Le Pied de cochon avait déjà commencé à créer une nouvelle effervescence en attirant une foule internationale d'amateurs de cuisine carnée et beurrée, le chef et auteur américain Anthony Bourdain en tête.

Gordon Ramsay n'a pas décidé de donner son nom à un établissement québécois en regardant la grande carte du monde et en choisissant Montréal parmi d'autres villes. Avis à Edmonton, Whistler, Toronto et à toutes les autres municipalités canadiennes qui, dit M. Ramsay, lui demandent aujourd'hui encore pourquoi il ne les a pas choisies.

Comme c'est souvent le cas en affaires, l'occasion s'est présentée. Danny Levy, commerçant montréalais spécialiste des outils de cuisine avec qui le Britannique travaillait déjà, et qui venait d'acheter le bâtiment de la famille Laporte, tout juste à la frontière d'Outremont et du Mile End, lui a parlé du projet. Le reste a suivi. Ramsay, qui a notamment tenu la vedette d'une série de téléréalité sur la relance de restaurants moribonds, a accepté de plonger.

Le chef s'est alors vu comme Alain Ducasse devant le Benoît, un bistrot parisien plus que classique aux abords du Marais, ressuscité par le grand chef français.

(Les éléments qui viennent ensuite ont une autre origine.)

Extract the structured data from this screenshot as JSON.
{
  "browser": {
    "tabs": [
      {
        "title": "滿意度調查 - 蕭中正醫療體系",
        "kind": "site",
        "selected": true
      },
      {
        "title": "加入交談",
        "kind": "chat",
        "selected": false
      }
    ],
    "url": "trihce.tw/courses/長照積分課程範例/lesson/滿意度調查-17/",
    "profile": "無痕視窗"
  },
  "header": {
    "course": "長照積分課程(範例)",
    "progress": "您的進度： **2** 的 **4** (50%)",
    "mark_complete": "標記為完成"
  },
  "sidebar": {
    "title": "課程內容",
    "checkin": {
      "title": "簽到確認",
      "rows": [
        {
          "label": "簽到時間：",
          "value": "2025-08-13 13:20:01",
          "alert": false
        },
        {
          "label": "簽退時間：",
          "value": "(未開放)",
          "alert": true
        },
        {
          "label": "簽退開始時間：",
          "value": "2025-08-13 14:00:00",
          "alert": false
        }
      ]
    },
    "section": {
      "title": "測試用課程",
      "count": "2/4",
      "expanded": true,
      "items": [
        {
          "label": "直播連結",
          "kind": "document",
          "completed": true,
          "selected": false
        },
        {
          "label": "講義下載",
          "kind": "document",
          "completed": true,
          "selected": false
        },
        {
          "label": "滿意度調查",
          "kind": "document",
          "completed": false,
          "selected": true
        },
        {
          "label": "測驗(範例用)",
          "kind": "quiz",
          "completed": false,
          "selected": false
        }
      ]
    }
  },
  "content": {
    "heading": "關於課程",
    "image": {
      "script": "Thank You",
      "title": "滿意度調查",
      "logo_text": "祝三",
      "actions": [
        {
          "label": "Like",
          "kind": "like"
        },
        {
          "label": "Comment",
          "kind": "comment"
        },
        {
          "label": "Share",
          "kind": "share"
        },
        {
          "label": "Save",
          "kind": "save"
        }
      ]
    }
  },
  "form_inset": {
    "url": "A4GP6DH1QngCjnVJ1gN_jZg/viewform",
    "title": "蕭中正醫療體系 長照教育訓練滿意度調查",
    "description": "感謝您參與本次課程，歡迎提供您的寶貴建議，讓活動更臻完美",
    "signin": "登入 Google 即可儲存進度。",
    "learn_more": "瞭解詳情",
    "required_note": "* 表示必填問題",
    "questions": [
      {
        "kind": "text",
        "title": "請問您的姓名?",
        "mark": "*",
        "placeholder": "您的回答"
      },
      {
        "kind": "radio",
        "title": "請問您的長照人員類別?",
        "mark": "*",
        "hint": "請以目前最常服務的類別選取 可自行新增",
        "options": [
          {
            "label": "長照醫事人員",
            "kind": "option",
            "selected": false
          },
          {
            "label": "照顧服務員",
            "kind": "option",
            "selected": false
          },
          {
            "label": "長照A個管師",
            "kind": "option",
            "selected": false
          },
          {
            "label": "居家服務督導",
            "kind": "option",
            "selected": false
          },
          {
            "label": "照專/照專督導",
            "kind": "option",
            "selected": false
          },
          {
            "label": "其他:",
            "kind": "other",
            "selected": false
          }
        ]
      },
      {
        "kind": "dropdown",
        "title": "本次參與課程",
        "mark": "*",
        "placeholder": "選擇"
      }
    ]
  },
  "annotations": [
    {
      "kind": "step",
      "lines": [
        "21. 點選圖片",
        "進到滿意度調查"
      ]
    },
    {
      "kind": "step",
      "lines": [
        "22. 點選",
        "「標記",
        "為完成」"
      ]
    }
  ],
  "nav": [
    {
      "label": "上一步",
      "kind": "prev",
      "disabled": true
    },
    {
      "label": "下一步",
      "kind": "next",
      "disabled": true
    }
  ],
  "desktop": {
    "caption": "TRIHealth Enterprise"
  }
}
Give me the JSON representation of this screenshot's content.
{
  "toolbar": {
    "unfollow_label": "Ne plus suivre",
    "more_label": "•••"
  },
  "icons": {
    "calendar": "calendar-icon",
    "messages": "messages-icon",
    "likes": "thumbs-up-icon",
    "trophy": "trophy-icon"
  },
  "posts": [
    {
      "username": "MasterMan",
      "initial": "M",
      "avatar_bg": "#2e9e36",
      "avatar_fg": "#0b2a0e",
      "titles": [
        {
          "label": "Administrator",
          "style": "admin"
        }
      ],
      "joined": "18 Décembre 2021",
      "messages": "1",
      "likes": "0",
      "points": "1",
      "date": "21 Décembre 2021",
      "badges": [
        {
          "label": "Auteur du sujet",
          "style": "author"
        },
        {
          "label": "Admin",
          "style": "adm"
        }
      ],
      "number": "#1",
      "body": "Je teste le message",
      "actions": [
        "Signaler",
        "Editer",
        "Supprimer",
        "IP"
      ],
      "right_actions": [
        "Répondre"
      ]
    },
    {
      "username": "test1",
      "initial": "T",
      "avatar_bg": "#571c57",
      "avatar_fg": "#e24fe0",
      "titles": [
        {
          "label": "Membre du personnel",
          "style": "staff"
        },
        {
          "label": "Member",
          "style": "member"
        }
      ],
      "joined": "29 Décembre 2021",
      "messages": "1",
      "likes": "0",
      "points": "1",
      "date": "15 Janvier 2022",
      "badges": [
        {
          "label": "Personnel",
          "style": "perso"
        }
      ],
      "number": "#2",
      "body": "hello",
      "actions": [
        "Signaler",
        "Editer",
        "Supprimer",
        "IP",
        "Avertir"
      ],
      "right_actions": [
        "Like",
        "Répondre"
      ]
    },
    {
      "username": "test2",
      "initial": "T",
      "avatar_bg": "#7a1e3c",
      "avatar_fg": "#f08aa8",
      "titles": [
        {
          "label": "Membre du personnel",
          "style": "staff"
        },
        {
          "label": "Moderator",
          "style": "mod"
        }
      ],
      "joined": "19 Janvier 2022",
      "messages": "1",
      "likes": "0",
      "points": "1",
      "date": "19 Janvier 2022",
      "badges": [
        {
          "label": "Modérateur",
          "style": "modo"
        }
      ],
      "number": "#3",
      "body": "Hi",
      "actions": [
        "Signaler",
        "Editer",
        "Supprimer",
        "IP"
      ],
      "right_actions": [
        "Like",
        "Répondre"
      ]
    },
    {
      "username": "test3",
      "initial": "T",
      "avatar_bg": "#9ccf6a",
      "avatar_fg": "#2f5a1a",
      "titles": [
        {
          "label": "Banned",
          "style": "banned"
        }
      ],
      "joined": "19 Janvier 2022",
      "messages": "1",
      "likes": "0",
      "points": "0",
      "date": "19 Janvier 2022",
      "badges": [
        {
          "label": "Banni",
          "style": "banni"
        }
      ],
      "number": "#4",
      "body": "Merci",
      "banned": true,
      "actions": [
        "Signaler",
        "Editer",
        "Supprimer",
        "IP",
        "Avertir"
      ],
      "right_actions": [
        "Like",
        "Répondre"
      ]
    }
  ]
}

Aujourd'hui, Ramsay espère-t-il que le restaurant devienne une attraction touristique? Non. Ce n'est pas le but du projet, dit-il. Mais il aimerait bien que Le Laurier soit l'une de ces institutions que l'on visite quand on vient découvrir Montréal. Après tout, avec ses 70 ans bien sonnés, c'est une des tables les plus anciennes de la cité.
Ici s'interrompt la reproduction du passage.